Everyone knows that the government is the real creator of jobs. Private commerce is a simply a leach on true social progress and justice can only be achieved collectively by each man subordinating himself to the standards of the majority. I feel it is my duty to offer you my advice despite what Hank Rearden may think.


Posted by Nonsense, a resident of Southgate,
on Jul 30, 2016 at 1:46 pm

Steve, this is one of the worse blogs I've seen you write. This is not an attack, I appreciate your thoughtfulness. But you are mixing companies with global products, mostly in terms of software or services with local impacts. The larger companies you mention are concentrating physical assets in our suburban communities- people, vehicles, buildings while their output has much lower utility locally. So there local cost far outweighs their local benefit. While the demand for commercial construction, because of a desire to concentrate a technically proficient workforce centrally in the SF Bay Area has the effect of bringing more and more jobs to our area without limit.

If we were talking about manufacturing there might be physical limits to how many workers should be located nearby. But software is eating the world AND eating Palo Alto.

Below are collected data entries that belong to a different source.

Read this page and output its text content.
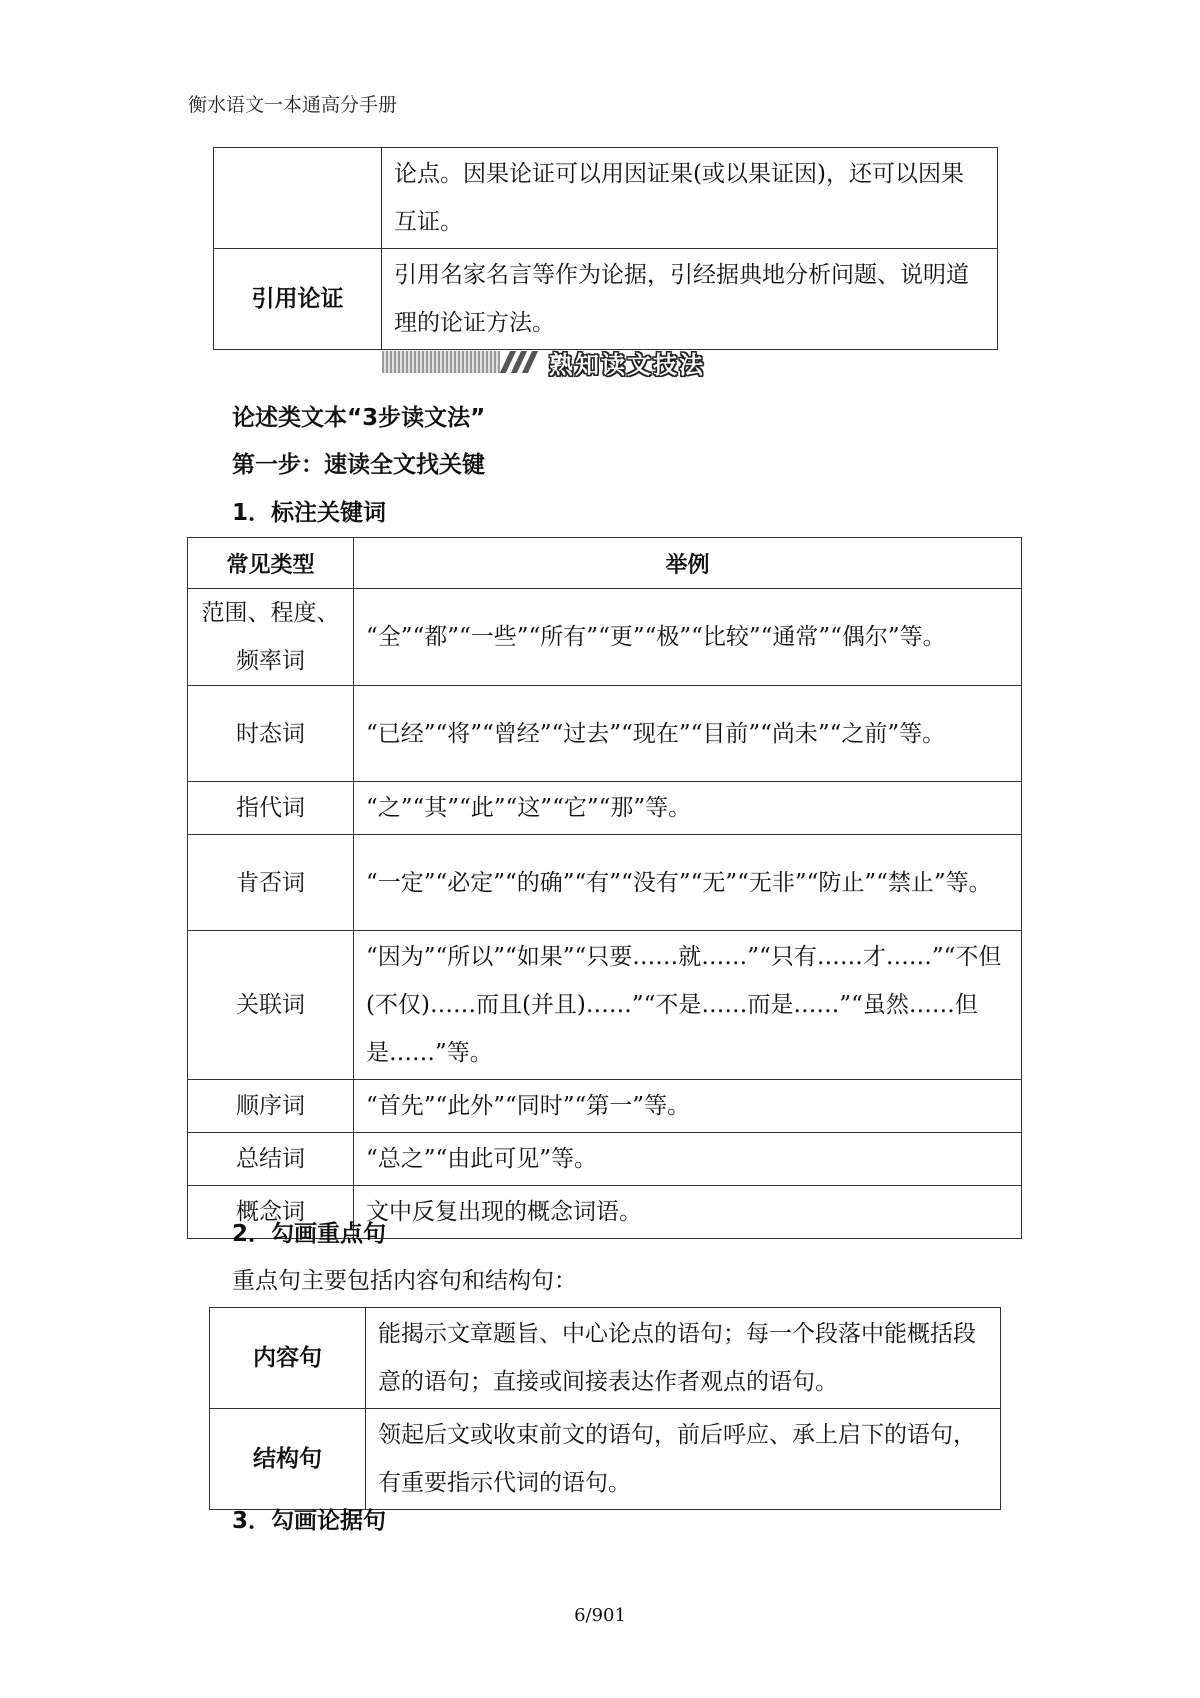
衡水语文一本通高分手册
	论点。因果论证可以用因证果(或以果证因)，还可以因果互证。
引用论证	引用名家名言等作为论据，引经据典地分析问题、说明道理的论证方法。
熟知读文技法
论述类文本“3步读文法”
第一步：速读全文找关键
1．标注关键词
常见类型	举例
范围、程度、频率词	“全”“都”“一些”“所有”“更”“极”“比较”“通常”“偶尔”等。
时态词	“已经”“将”“曾经”“过去”“现在”“目前”“尚未”“之前”等。
指代词	“之”“其”“此”“这”“它”“那”等。
肯否词	“一定”“必定”“的确”“有”“没有”“无”“无非”“防止”“禁止”等。
关联词	“因为”“所以”“如果”“只要……就……”“只有……才……”“不但(不仅)……而且(并且)……”“不是……而是……”“虽然……但是……”等。
顺序词	“首先”“此外”“同时”“第一”等。
总结词	“总之”“由此可见”等。
概念词	文中反复出现的概念词语。
2．勾画重点句
重点句主要包括内容句和结构句：
内容句	能揭示文章题旨、中心论点的语句；每一个段落中能概括段意的语句；直接或间接表达作者观点的语句。
结构句	领起后文或收束前文的语句，前后呼应、承上启下的语句，有重要指示代词的语句。
3．勾画论据句
6/901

Posted by Pat Burt, a resident of Community Center,
on Jul 31, 2016 at 1:46 pm

Steve,
This really is an odd posting that seems focused on a semantical distinction rather than the real issues that we face as a city and region.
While it is true that commercial zoning does not create jobs, commercial zoning and resulting commercial development does result in jobs occurring locally and those jobs result in the need for corresponding housing. Less commercial development reduces the rate of job growth and greater construction increases job growth, both direct jobs in those buildings and the significant job multiplier effect of tech positions.
That is the issue for Palo Alto and communities on the peninsula where we have high rates of job growth and a transportation system that has not been close to able to accommodate that growth. If peninsula cities slow their rates of job growth they can begin to correct their severe jobs/housing imbalances while addressing transportation challenges. That seems to be a more appropriate discussion rather than a "buildings don't create jobs" argument.
A more meaningful set of questions might be, does Silicon Valley need to capture and retain such a high proportion of the emerging tech jobs? Would other regions benefit from receiving a greater proportion of the tech jobs (and their job multipliers) that are being created?


Posted by Bliss, a resident of another community,
on Aug 6, 2016 at 6:13 pm

Buildings don't create jobs? It's the consumer demand for products and services??

What an ignorant concept. In actuality, most of the local job growth comes from the PERCEPTION of POTENTIAL DEMAND from consumers BY THE INVESTMENT COMMUNITY!

The investors own the companies and they decide how many people should be hired in particular market segments and companies.

The other important point to make is that since the business effectiveness of tele-commuting and remote collaboration has fallen well short of its potential, the leading companies have remodeled themselves to minimize it. As examples, Google, Facebook and Apple continue to build up at their HQ locations and many companies have followed suit. Companies that choose the less effective remote models are surviving by monopoly, being in a niche market or are simply treading water.

That is the reality. Address it or this region will be wall-to-wall company campuses.